Intel preps technology to fix bugs in Pentium MPUs
By Alexander Wolfe, EE Times
Santa Clara, Calif. -- Intel Corp. plans to make a high-profile
announcement next month that it has developed technology to quickly fix bugs
that crop up in its microprocessors without having to recall the chips, EE
Times has learned.
"It's a piece of hidden technology in the processor, which enables the chip
to be patched after it's been shipped," said a semiconductor expert who requested
anonymity.
Intel won't provide details on its bug-busting feature, though a company
official said, "We're going to make it a big deal. The technology exists
and we've been refining it over the past few months, finalizing some of the
open-ended issues."
Intel's intention to spotlight the feature--which has in fact been present
in some form in a number of Intel CPUs for several years--appears aimed at
several burning issues embroiling the microprocessor-design community.
For one, though Intel regularly releases copious lists of bugs found by its
own engineers, glitches uncovered by hackers have taken on a life of their
own. The infamous Pentium FDIV floating-point division bug, first reported
by EE Times in November 1994, led to a public-relations disaster for Intel
that resulted in its first-ever chip recall and a charge against earnings
of $475 million. Last month, Intel was buffeted by the disclosure on the
Internet of a Pentium II glitch, known as the "Dan-0411 flag erratum."
More ominously, a semiconductor verification crisis looms, as integrated-circuit
transistor counts are expected to top 50 million within two years. Many industry
experts believe the tools to ensure that such designs are free of flaws don't
exis--and won't for years.
Against such a backdrop, any technology that offers a quick and painless
way of squashing bugs could provide an edge.
"If Intel had talked about this last month, they could have turned the 'Dan-0411'
disaster into a public-relations boon," said the chip expert.
The feature, which is implemented on Intel's Pentium processors with MMX,
Pentium II processors and on the Pentium Pro CPU, has been buried under the
obscure moniker "BIOS Update Feature." Indeed, the capability isn't widely
known even within the tight-knit community of microprocessor- and
systems-software experts.
"The way it works is you'd run a program at boot time, which would be
incorporated into the BIOS and it would actually patch the microcode," the
semiconductor expert said.
(BIOS, or Basic Input/Output System, is firmware that executes upon start-up.

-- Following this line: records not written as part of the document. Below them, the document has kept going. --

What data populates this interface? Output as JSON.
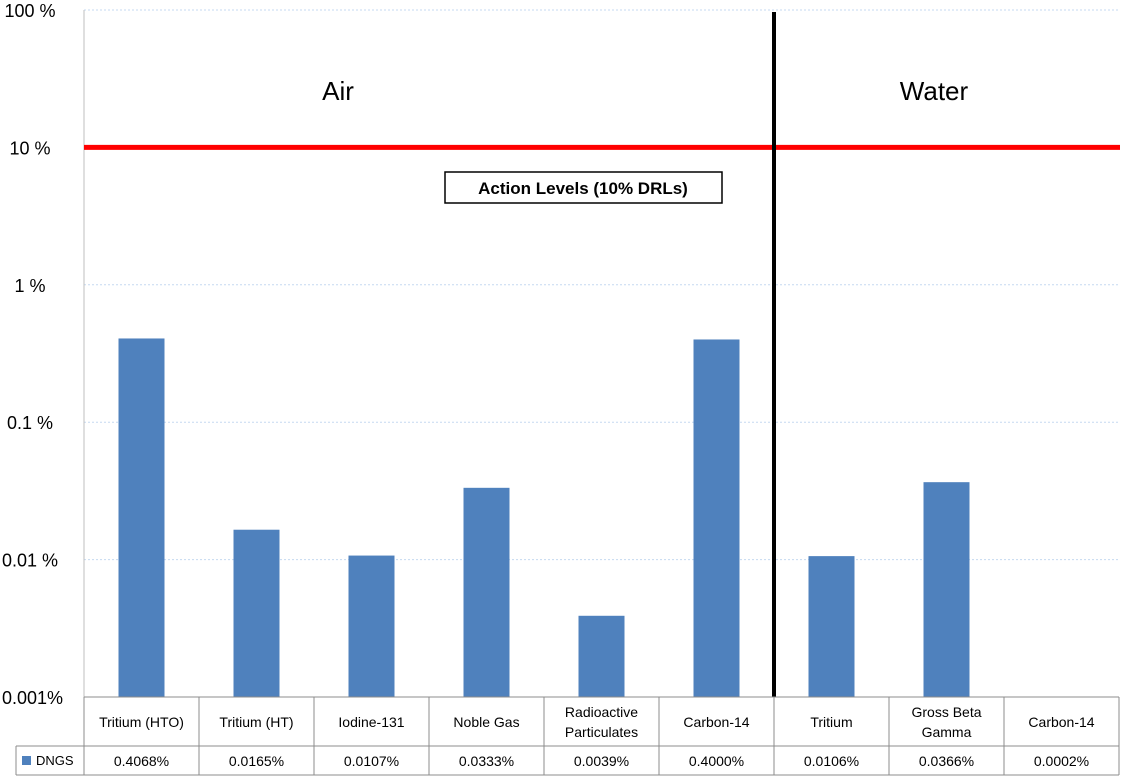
{
  "chart_data": {
    "type": "bar",
    "y_scale": "log",
    "ylim": [
      0.001,
      100
    ],
    "y_ticks": [
      "100 %",
      "10 %",
      "1 %",
      "0.1 %",
      "0.01 %",
      "0.001%"
    ],
    "categories": [
      "Tritium (HTO)",
      "Tritium (HT)",
      "Iodine-131",
      "Noble Gas",
      "Radioactive Particulates",
      "Carbon-14",
      "Tritium",
      "Gross Beta Gamma",
      "Carbon-14"
    ],
    "series": [
      {
        "name": "DNGS",
        "values": [
          0.4068,
          0.0165,
          0.0107,
          0.0333,
          0.0039,
          0.4,
          0.0106,
          0.0366,
          0.0002
        ],
        "value_labels": [
          "0.4068%",
          "0.0165%",
          "0.0107%",
          "0.0333%",
          "0.0039%",
          "0.4000%",
          "0.0106%",
          "0.0366%",
          "0.0002%"
        ],
        "color": "#4f81bd"
      }
    ],
    "groups": [
      {
        "label": "Air",
        "categories": 6
      },
      {
        "label": "Water",
        "categories": 3
      }
    ],
    "reference_line": {
      "value": 10,
      "color": "#ff0000"
    },
    "annotation": "Action Levels (10% DRLs)",
    "divider_color": "#000000",
    "grid": true,
    "legend": "data-table"
  }
}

Microcode is the most elementary form of machine instruction, controlling
actual operation of the CPU. Patching or revising microcode is the most desirable
way to fix a bug, since expensive hardware "mask" changes aren't required.)
However, experts familiar with the BIOS Update Feature said there may be
a large class of potential problems it can't fix.
"You have to be dealing with bugs that involve a microcoded instruction,"
said the source who requested anonymity. "Something that involves the use
of fixed, physical silicon resources can't be corrected by updating the BIOS."